As we headed west down the interstate, I started to notice something as I listened to the local radio station announce bull sales, wish its residents a “Happy Birthday” (by name), share about funeral services, and talk closely about their community. 

And this morning, waking up in Hall, Montana, I noticed it some more. 

The local ranch supply store here doesn’t take credit cards, and they don’t use email. Paperwork is still actually paperwork, and when I found that out, it made me thankful I grew up in a time when old-fashioned paperwork was how things were done.

Small-town America isn’t concerned about keeping up with the Jones. 

We’ve quickly run into this current age of technology, but I think many of us are truly beginning to miss good things from the past that shouldn’t have been left behind (like neighborhood ice cream trucks!). 

I think we can learn something from those in small-town USA who didn’t let those good things go. 
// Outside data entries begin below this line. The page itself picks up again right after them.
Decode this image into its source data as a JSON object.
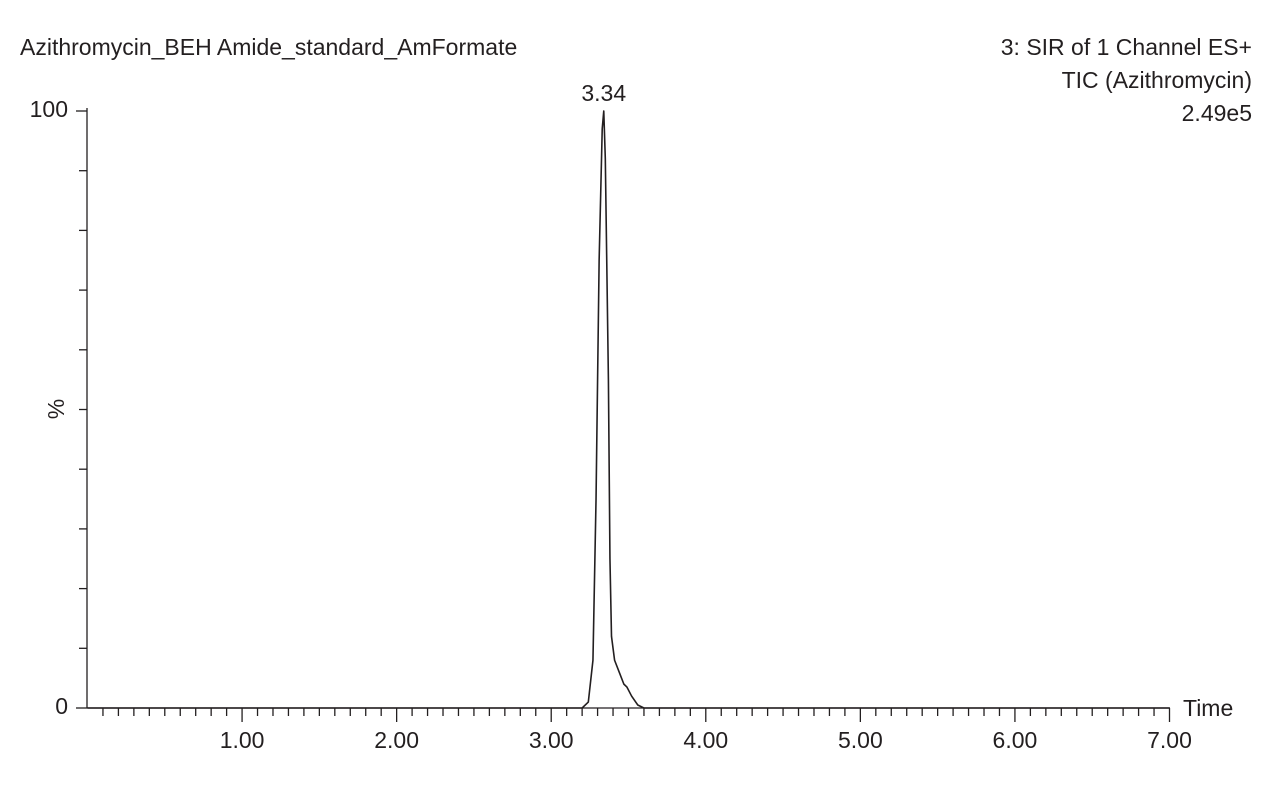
{
  "chart_data": {
    "type": "line",
    "title": "Azithromycin_BEH Amide_standard_AmFormate",
    "subtitle_lines": [
      "3: SIR of 1 Channel ES+",
      "TIC (Azithromycin)",
      "2.49e5"
    ],
    "x_label": "Time",
    "y_label": "%",
    "xlim": [
      0,
      7
    ],
    "ylim": [
      0,
      100
    ],
    "xticks": [
      {
        "value": 1,
        "label": "1.00"
      },
      {
        "value": 2,
        "label": "2.00"
      },
      {
        "value": 3,
        "label": "3.00"
      },
      {
        "value": 4,
        "label": "4.00"
      },
      {
        "value": 5,
        "label": "5.00"
      },
      {
        "value": 6,
        "label": "6.00"
      },
      {
        "value": 7,
        "label": "7.00"
      }
    ],
    "x_minor_ticks": [
      0.1,
      0.2,
      0.3,
      0.4,
      0.5,
      0.6,
      0.7,
      0.8,
      0.9,
      1.1,
      1.2,
      1.3,
      1.4,
      1.5,
      1.6,
      1.7,
      1.8,
      1.9,
      2.1,
      2.2,
      2.3,
      2.4,
      2.5,
      2.6,
      2.7,
      2.8,
      2.9,
      3.1,
      3.2,
      3.3,
      3.4,
      3.5,
      3.6,
      3.7,
      3.8,
      3.9,
      4.1,
      4.2,
      4.3,
      4.4,
      4.5,
      4.6,
      4.7,
      4.8,
      4.9,
      5.1,
      5.2,
      5.3,
      5.4,
      5.5,
      5.6,
      5.7,
      5.8,
      5.9,
      6.1,
      6.2,
      6.3,
      6.4,
      6.5,
      6.6,
      6.7,
      6.8,
      6.9
    ],
    "yticks": [
      0,
      100
    ],
    "y_minor_ticks": [
      10,
      20,
      30,
      40,
      50,
      60,
      70,
      80,
      90
    ],
    "series": [
      {
        "color": "#231f20",
        "x": [
          0,
          3.2,
          3.24,
          3.27,
          3.29,
          3.31,
          3.33,
          3.34,
          3.35,
          3.37,
          3.38,
          3.39,
          3.41,
          3.44,
          3.47,
          3.49,
          3.52,
          3.56,
          3.6,
          7
        ],
        "values": [
          0,
          0,
          1,
          8,
          35,
          75,
          97,
          100,
          92,
          55,
          25,
          12,
          8,
          6,
          4,
          3.5,
          2,
          0.5,
          0,
          0
        ]
      }
    ],
    "peak_labels": [
      {
        "x": 3.34,
        "y": 100
      }
    ]
  }
}
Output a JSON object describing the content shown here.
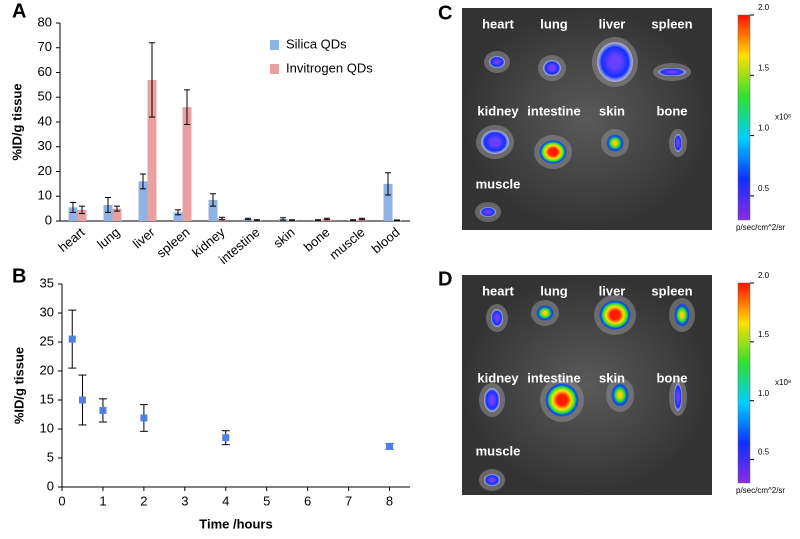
{
  "chart_data": [
    {
      "type": "bar",
      "panel": "A",
      "ylabel": "%ID/g tissue",
      "categories": [
        "heart",
        "lung",
        "liver",
        "spleen",
        "kidney",
        "intestine",
        "skin",
        "bone",
        "muscle",
        "blood"
      ],
      "series": [
        {
          "name": "Silica QDs",
          "color": "#8fb4e3",
          "values": [
            5.5,
            6.5,
            16,
            3.5,
            8.5,
            0.8,
            0.8,
            0.3,
            0.3,
            15
          ],
          "errors": [
            2,
            3,
            3,
            1,
            2.5,
            0.3,
            0.5,
            0.2,
            0.2,
            4.5
          ]
        },
        {
          "name": "Invitrogen QDs",
          "color": "#e8a0a0",
          "values": [
            4.5,
            5,
            57,
            46,
            1,
            0.3,
            0.3,
            0.8,
            0.8,
            0.3
          ],
          "errors": [
            1.5,
            1,
            15,
            7,
            0.5,
            0.2,
            0.2,
            0.3,
            0.3,
            0.1
          ]
        }
      ],
      "ylim": [
        0,
        80
      ],
      "yticks": [
        0,
        10,
        20,
        30,
        40,
        50,
        60,
        70,
        80
      ],
      "legend": "upper right"
    },
    {
      "type": "scatter",
      "panel": "B",
      "xlabel": "Time /hours",
      "ylabel": "%ID/g tissue",
      "color": "#4f81e0",
      "x": [
        0.25,
        0.5,
        1,
        2,
        4,
        8
      ],
      "values": [
        25.5,
        15,
        13.2,
        11.9,
        8.5,
        7
      ],
      "errors": [
        5,
        4.3,
        2,
        2.3,
        1.2,
        0.5
      ],
      "xlim": [
        0,
        8.5
      ],
      "xticks": [
        0,
        1,
        2,
        3,
        4,
        5,
        6,
        7,
        8
      ],
      "ylim": [
        0,
        35
      ],
      "yticks": [
        0,
        5,
        10,
        15,
        20,
        25,
        30,
        35
      ]
    },
    {
      "type": "image",
      "panel": "C",
      "labels": [
        "heart",
        "lung",
        "liver",
        "spleen",
        "kidney",
        "intestine",
        "skin",
        "bone",
        "muscle"
      ],
      "colorbar": {
        "ylim": [
          0.3,
          2.0
        ],
        "yticks": [
          {
            "value": 0.5,
            "label": "0.5"
          },
          {
            "value": 1,
            "label": "1.0"
          },
          {
            "value": 1.5,
            "label": "1.5"
          },
          {
            "value": 2,
            "label": "2.0"
          }
        ],
        "scale_label": "x10⁸",
        "unit": "p/sec/cm^2/sr"
      }
    },
    {
      "type": "image",
      "panel": "D",
      "labels": [
        "heart",
        "lung",
        "liver",
        "spleen",
        "kidney",
        "intestine",
        "skin",
        "bone",
        "muscle"
      ],
      "colorbar": {
        "ylim": [
          0.3,
          2.0
        ],
        "yticks": [
          {
            "value": 0.5,
            "label": "0.5"
          },
          {
            "value": 1,
            "label": "1.0"
          },
          {
            "value": 1.5,
            "label": "1.5"
          },
          {
            "value": 2,
            "label": "2.0"
          }
        ],
        "scale_label": "x10⁸",
        "unit": "p/sec/cm^2/sr"
      }
    }
  ]
}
People need people and relationships in real life–and not just on a screen they hold in their hand. 

They need to know how to compose a sentence, spell words, do basic math, and find an address without using an app (do our kids even know what a Thomas Guide is?).

I think a shift is coming. 

Many of us miss the way things were, and I think we owe it to our kids and future generations to bring some of those ways back. 

If our kids don’t grow up to be capable in their human relationships and with the actual physical work of their hands, it’s going to be a mess.

What are the good things you think of from the past that you now miss, the things you’d love to see again today?